One school in Queens has a large immigrant population with English as a second language, he said, so the school principal hosted families last week for an interactive presentation about using the app Zoom so their children could learn electronically.

The diocesean communications and technology arm, DeSales Media, had already begun partnering with schools to provide them devices for remote learning before the coronavirus became an issue, LaForgia said.

Some parents do worry that an extended break from in-person classroom settings could mean that their child falls behind in grades or certifications. It is a concern, LaForgia said, but one shared by parents of students at both public and Catholic schools, and one which will be confronted as a community “as the days turn into weeks.”

“What we’re finding is, everybody is collaborating, and everybody is working for the same goal,” he said.

Meanwhile, many parents now working from home face the additional challenge of ensuring their children are still learning.

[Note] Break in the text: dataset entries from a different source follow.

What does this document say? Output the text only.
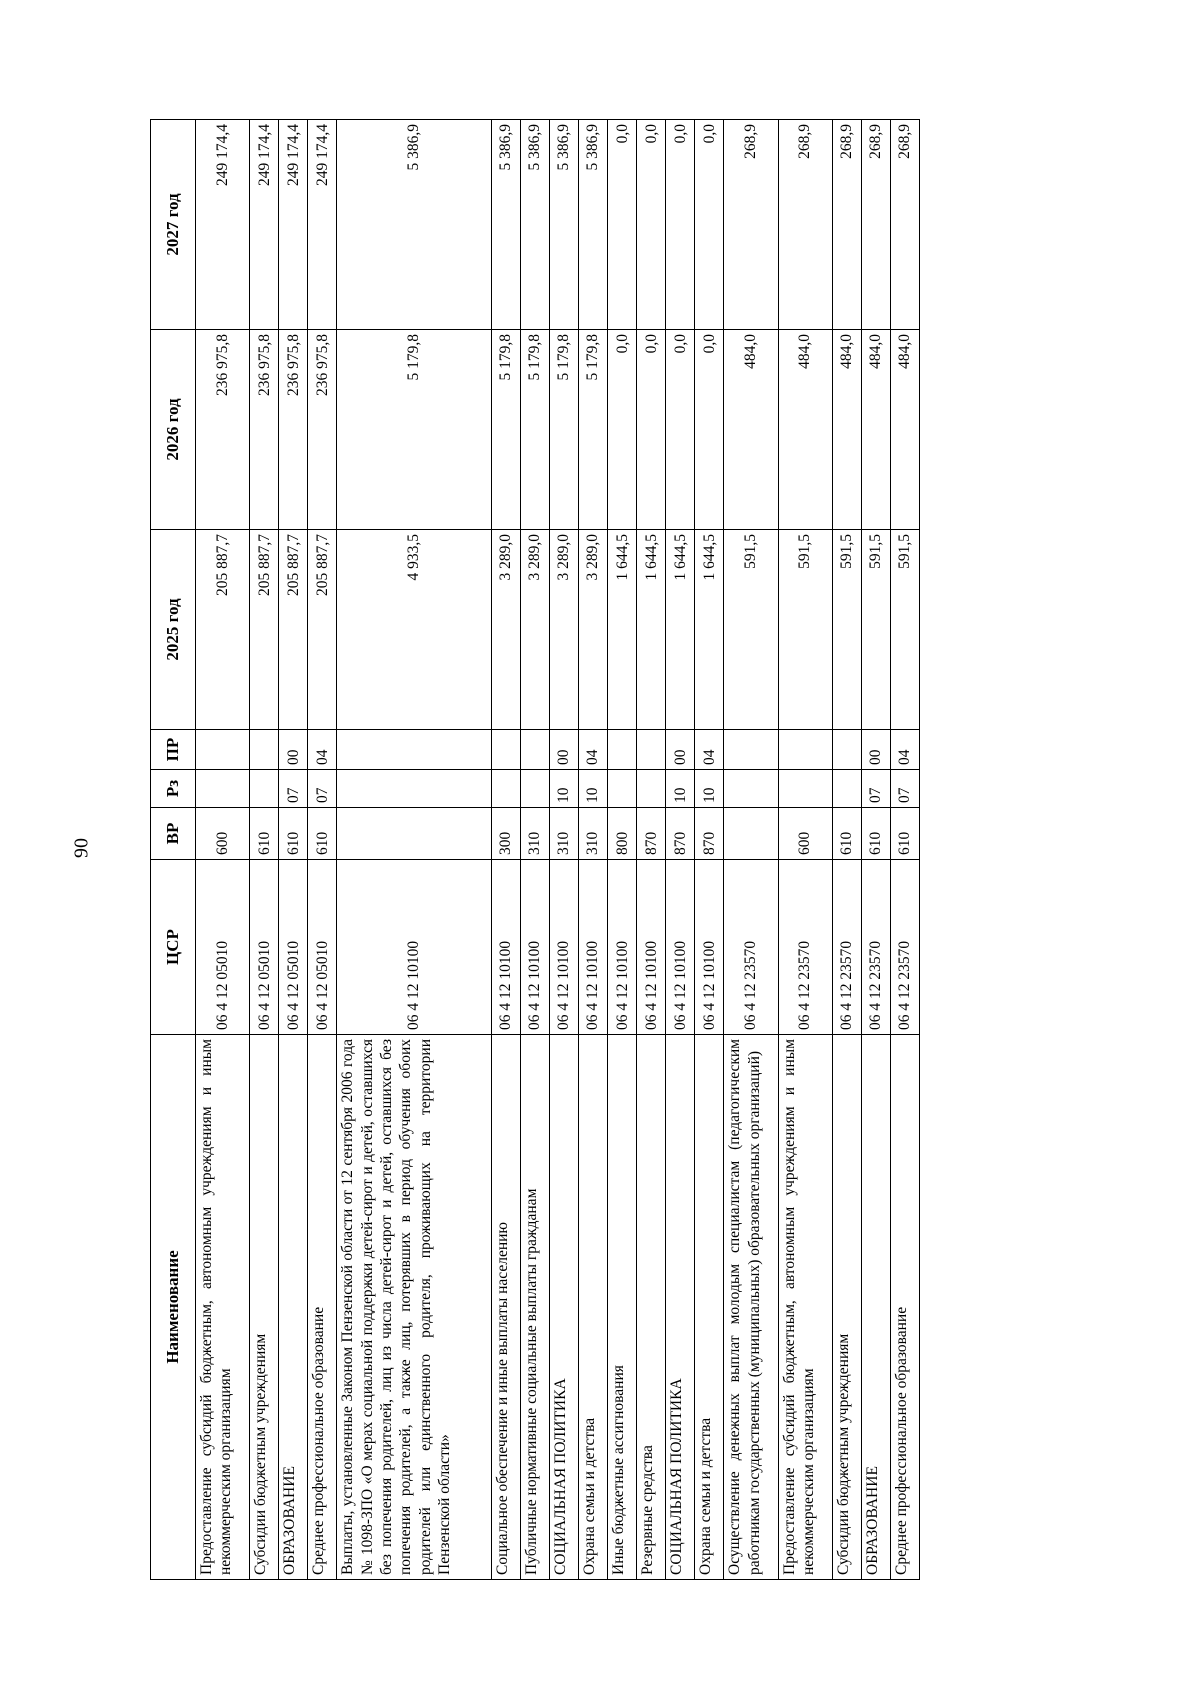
90
Наименование	ЦСР	ВР	Рз	ПР	2025 год	2026 год	2027 год
Предоставление субсидий бюджетным, автономным учреждениям и иным некоммерческим организациям	06 4 12 05010	600			205 887,7	236 975,8	249 174,4
Субсидии бюджетным учреждениям	06 4 12 05010	610			205 887,7	236 975,8	249 174,4
ОБРАЗОВАНИЕ	06 4 12 05010	610	07	00	205 887,7	236 975,8	249 174,4
Среднее профессиональное образование	06 4 12 05010	610	07	04	205 887,7	236 975,8	249 174,4
Выплаты, установленные Законом Пензенской области от 12 сентября 2006 года № 1098-ЗПО «О мерах социальной поддержки детей-сирот и детей, оставшихся без попечения родителей, лиц из числа детей-сирот и детей, оставшихся без попечения родителей, а также лиц, потерявших в период обучения обоих родителей или единственного родителя, проживающих на территории Пензенской области»	06 4 12 10100				4 933,5	5 179,8	5 386,9
Социальное обеспечение и иные выплаты населению	06 4 12 10100	300			3 289,0	5 179,8	5 386,9
Публичные нормативные социальные выплаты гражданам	06 4 12 10100	310			3 289,0	5 179,8	5 386,9
СОЦИАЛЬНАЯ ПОЛИТИКА	06 4 12 10100	310	10	00	3 289,0	5 179,8	5 386,9
Охрана семьи и детства	06 4 12 10100	310	10	04	3 289,0	5 179,8	5 386,9
Иные бюджетные ассигнования	06 4 12 10100	800			1 644,5	0,0	0,0
Резервные средства	06 4 12 10100	870			1 644,5	0,0	0,0
СОЦИАЛЬНАЯ ПОЛИТИКА	06 4 12 10100	870	10	00	1 644,5	0,0	0,0
Охрана семьи и детства	06 4 12 10100	870	10	04	1 644,5	0,0	0,0
Осуществление денежных выплат молодым специалистам (педагогическим работникам государственных (муниципальных) образовательных организаций)	06 4 12 23570				591,5	484,0	268,9
Предоставление субсидий бюджетным, автономным учреждениям и иным некоммерческим организациям	06 4 12 23570	600			591,5	484,0	268,9
Субсидии бюджетным учреждениям	06 4 12 23570	610			591,5	484,0	268,9
ОБРАЗОВАНИЕ	06 4 12 23570	610	07	00	591,5	484,0	268,9
Среднее профессиональное образование	06 4 12 23570	610	07	04	591,5	484,0	268,9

Two homeschooling mothers—Elizabeth Foss, a Catholic mother of nine children, and Stephanie Weinert, a mother of four children—who are both bloggers and active on Instagram, co-hosted a virtual discussion on Sunday night for mothers whose children will be transitioning from school to learning at home.

“This is qualitatively different from homeschooling,” Foss said of the current situation.

Many mothers are still working from home, but now have to attend to the educational needs of their children as well. The schoolwork many of the students have been given is not enough to fill eight hours a day, it is closer to three or four hours, she said, leaving a significant gap of time for parents to fill.

The virtual discussion on Sunday emphasized the need of parents to limit children’s unnecessary screen time, reserving it for more scholastic endeavors.

“In order to do that, we have to model that ourselves,” she said, urging parents to practice moderation in use of the internet as an example for their children. “We don’t need the continuous drip of anxiety,” she said of reading constant Coronavirus news updates.

Foss said that the forced drastic shift in home life brought on by the coronavirus could be an opportunity for a much-needed shift in societal priorities: Parents now might have more time to make family dinners and involve the children in household chores and affairs—a chance to “slow down and really acknowledge relationship-building,” she said.

“Maybe the bigger question is why are we so out of touch with the rhythm of family, and can we see this as an opportunity to reestablish that rhythm as a culture?” Foss asked.

“I can’t imagine any other scenario where an entire culture has stopped and said, okay, who are the people who I am going to be confined with, and how is that set of people my family? And what are we to one another, and how do we best help and bring out the best in each other? Whether that’s school or not.”